In class 2-3 (the 1990s) I brought the pyramid of Rubik (Mefert) to school and twisted it on the shifts. My classmate with the words “Oh! And I know how to collect such things,” she asked to twist. I was tired and I decided to let her torture. She turned aside and literally in 15-20 seconds on the palm stretched me the ready-made pyramid! My friends and I just broke up, because we could have collected something like a single barrel. They picked up and asked to repeat. 15-20 seconds and ready.
We then decided that there must be some secret to quickly gather it, because none of us did. Couldn’t we all be so stupid?
After the summer holidays, she did not return to her class. The teacher said that she was recognized as a wanderkind and sent to study in a cool high school. A good leader even showed us an article about her in the newspaper. It was also about the fact that "I've read all the textbooks already" she wasn't lying then either.)

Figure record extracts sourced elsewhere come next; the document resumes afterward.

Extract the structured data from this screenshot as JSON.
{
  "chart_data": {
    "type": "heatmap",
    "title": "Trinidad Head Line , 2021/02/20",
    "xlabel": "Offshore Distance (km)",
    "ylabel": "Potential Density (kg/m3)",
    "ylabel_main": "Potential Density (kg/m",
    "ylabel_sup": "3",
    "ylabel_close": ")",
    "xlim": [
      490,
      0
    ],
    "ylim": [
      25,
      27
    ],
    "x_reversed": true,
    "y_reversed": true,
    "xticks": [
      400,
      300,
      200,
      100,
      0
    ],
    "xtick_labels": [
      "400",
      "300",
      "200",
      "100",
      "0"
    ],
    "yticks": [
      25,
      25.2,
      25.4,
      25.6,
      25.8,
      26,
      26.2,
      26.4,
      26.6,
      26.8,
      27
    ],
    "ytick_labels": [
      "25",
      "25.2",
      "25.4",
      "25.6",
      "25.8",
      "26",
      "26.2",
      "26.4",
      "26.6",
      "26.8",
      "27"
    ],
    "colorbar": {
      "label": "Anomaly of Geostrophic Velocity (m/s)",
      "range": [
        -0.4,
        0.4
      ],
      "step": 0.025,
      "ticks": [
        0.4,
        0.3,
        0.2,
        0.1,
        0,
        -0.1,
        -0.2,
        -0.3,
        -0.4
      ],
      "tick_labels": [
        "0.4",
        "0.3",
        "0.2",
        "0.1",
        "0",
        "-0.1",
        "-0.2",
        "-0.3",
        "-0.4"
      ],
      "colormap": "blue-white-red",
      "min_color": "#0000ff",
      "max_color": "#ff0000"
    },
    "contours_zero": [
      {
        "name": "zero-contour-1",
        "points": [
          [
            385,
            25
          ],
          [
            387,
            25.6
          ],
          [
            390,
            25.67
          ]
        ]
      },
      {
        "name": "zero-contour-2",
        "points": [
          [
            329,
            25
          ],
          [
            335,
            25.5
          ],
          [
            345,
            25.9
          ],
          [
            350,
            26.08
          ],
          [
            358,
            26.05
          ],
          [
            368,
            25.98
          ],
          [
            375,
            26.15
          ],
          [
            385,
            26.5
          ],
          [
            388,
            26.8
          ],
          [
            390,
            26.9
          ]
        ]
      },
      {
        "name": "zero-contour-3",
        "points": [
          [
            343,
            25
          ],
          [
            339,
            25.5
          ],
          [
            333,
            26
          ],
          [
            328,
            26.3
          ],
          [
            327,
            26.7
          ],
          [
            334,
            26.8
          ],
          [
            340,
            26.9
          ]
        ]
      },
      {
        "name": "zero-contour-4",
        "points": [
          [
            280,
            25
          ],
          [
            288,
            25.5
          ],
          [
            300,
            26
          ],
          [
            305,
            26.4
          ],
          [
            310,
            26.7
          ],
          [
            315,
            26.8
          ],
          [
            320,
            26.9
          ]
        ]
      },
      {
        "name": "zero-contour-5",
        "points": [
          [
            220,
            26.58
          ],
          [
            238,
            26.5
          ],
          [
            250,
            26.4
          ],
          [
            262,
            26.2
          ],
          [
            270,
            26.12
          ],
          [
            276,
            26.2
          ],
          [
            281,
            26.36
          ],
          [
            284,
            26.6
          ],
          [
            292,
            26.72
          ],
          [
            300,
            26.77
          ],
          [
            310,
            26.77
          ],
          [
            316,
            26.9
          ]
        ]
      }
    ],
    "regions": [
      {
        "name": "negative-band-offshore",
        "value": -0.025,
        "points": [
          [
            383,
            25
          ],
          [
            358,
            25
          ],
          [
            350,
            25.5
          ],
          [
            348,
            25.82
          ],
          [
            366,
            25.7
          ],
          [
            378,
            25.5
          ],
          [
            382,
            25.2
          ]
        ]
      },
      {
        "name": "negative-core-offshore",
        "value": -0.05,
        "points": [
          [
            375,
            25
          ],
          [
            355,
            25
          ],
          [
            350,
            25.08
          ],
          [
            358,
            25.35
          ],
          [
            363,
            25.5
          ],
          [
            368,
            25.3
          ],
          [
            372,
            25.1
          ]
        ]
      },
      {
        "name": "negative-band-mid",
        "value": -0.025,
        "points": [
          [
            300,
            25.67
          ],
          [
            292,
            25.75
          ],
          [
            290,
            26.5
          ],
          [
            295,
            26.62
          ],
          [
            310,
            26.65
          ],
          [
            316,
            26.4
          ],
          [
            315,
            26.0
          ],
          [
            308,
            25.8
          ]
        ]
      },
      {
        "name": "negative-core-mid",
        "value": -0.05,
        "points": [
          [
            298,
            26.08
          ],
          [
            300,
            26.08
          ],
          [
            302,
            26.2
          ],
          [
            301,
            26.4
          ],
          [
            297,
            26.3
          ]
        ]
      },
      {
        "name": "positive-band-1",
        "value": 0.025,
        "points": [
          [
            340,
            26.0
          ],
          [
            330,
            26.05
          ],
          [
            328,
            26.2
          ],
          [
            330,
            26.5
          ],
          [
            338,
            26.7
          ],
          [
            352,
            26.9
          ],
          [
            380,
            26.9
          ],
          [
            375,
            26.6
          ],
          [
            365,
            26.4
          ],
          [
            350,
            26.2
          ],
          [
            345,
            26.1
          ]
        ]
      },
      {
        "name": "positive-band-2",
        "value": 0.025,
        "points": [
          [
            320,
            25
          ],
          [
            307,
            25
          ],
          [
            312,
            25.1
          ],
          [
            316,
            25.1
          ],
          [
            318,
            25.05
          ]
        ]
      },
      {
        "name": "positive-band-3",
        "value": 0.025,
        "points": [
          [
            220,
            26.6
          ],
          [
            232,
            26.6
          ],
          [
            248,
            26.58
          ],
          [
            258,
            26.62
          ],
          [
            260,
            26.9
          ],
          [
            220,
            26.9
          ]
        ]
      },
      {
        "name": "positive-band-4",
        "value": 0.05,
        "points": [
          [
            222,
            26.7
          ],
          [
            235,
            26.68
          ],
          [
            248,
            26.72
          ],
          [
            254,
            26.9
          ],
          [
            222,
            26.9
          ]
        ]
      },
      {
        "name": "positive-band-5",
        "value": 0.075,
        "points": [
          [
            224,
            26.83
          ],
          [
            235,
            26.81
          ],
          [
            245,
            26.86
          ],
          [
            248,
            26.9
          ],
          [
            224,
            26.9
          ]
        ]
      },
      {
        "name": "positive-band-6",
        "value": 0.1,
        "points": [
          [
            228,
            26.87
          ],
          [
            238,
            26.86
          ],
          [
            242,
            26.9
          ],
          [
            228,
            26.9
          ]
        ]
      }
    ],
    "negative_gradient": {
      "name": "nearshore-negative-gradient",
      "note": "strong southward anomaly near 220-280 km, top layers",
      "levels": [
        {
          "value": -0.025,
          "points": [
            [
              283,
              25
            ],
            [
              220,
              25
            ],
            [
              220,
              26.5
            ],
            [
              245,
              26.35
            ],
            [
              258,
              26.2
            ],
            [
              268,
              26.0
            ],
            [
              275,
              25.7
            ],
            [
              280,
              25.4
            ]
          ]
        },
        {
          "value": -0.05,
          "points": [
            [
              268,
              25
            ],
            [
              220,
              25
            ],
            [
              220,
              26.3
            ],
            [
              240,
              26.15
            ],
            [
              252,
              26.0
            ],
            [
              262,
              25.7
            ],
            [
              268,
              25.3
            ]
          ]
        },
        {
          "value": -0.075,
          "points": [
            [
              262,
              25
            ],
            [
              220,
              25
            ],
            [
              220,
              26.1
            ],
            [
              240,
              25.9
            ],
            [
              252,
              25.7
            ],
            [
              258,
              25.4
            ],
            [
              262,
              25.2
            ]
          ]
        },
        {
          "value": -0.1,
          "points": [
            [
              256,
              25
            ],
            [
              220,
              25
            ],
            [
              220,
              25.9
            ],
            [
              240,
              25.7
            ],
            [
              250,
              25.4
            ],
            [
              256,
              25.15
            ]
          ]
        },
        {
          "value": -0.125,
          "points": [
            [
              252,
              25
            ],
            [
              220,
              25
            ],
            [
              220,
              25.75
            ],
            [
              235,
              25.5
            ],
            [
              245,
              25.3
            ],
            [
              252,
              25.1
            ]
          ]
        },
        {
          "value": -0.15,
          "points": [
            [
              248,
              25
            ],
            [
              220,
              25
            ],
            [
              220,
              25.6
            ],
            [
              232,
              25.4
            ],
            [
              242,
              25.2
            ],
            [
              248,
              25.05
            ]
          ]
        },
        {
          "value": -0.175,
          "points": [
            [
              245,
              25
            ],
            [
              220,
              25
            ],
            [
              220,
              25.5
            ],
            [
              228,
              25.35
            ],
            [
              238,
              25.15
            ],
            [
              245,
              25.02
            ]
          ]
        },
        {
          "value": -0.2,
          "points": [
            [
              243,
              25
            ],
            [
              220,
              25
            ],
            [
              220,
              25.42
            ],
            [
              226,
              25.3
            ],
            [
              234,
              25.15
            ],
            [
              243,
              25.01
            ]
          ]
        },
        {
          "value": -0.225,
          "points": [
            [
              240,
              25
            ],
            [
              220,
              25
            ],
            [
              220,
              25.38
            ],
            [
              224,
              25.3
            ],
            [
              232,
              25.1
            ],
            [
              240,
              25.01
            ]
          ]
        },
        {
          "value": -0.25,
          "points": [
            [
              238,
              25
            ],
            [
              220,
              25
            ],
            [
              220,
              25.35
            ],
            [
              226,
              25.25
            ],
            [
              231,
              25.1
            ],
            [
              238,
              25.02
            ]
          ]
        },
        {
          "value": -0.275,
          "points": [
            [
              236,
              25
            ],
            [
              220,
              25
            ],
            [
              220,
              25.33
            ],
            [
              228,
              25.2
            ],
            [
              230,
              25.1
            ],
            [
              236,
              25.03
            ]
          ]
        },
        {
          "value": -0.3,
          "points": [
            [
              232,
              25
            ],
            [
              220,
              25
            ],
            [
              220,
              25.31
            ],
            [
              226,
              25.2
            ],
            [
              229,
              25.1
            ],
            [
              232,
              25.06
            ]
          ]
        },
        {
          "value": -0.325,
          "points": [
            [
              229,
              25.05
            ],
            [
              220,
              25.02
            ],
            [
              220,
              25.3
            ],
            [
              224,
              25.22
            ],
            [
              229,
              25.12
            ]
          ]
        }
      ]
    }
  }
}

observed? The best sense of humor at work is always with the director. Not noticed? Then I know why you were fired.
On the subject of pedestrian-driving imho can be expressed in a shorter way: the pedestrian is always right, but not always alive!
Talk with colleagues in the elevator
Q: What color is your car?
A: Dark dark brown, under color character
Many write that pedestrians cross the road incorrectly, but do not give arguments about the appearance of people standing at the bus stop and a car like crashing into them. Seven bodies." or "People walked on the sidewalk, and a car like jumped on them. One man, one disabled man. The car in the hole, the driver of the "serious" punishment with a delay of execution for 14 years." or more "He drove quietly on a mercedes on the Leningrad Avenue and here meet not important people with his sit-out."